Very sadly, Labour and allies have voted down amendments which would have made the validatng legislation less obnoxious constitutionally.
Amendments which they defeated include:
Clause 6A(1) Nothing in this Act shall affect the High Court proceedings of Darnton v Clark dated 29 June 2006 (Civ No. 2006-485-1398) in which the plaintiff seeks a declaration that the expenditure on the “pledge card” and related brochures by the Labour Parliamentary Party is a breach of the Constitution Act 1986, the Public Finance Act 1989 and the Bill of Rights 1688.
This means Labour have explictly voted to kill off a lawsuit against themselves. This is even more repugnant that what Muldoon did as he did not stand to personally benefit from his actions in Fitzgerald v Muldoon. This also cements in place the big lie that Labour pushes that the Auditor-General changed the rules. The AG is adamant he did not, and this lawsuit would have allowed a Judge to decide whether or not the pledge card was legal under the current rules.

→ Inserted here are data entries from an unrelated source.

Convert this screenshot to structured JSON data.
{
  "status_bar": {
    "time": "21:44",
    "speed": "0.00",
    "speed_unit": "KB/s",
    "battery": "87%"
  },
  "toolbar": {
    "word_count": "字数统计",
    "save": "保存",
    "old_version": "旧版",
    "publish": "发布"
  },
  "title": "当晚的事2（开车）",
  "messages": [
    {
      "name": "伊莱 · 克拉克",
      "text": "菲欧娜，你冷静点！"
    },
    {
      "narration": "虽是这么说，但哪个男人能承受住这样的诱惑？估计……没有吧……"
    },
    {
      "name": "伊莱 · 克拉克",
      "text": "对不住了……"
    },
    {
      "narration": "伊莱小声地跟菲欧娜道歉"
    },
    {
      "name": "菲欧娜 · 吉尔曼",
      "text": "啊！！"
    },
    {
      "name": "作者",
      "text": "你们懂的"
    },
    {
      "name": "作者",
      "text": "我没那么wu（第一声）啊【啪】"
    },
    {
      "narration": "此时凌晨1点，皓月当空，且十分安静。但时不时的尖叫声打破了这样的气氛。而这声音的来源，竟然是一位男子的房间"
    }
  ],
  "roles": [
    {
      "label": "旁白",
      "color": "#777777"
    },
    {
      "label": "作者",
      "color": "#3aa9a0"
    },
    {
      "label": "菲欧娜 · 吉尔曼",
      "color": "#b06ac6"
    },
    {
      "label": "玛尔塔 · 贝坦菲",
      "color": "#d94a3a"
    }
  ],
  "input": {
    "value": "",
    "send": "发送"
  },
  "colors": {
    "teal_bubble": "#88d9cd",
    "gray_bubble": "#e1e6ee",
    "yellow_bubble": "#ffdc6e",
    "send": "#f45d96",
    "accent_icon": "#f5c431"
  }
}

6A No effect on political parties wishing to repay monies
Nothing in this Act prevents political parties repaying any expenditure identified by the Controller and Auditor-General as being outside of the appropriation for any financial year
This clause would have guaranteed parties can not use this Act to backtrack on their commitment to pay the money back.
To omit “explicitly
This would have meant that all electioneering would be illegal, not just “explicit” electioneering which has loopholes so wide you can drive a pledge card through them.
They are currently voting on the final amendments to the short title and commencement date. These are now debated last, not first (something I only learnt today) so after this the Committee of the Whole should report back to the House, and then proceed with a third reading which should conclude around 5.20 pm.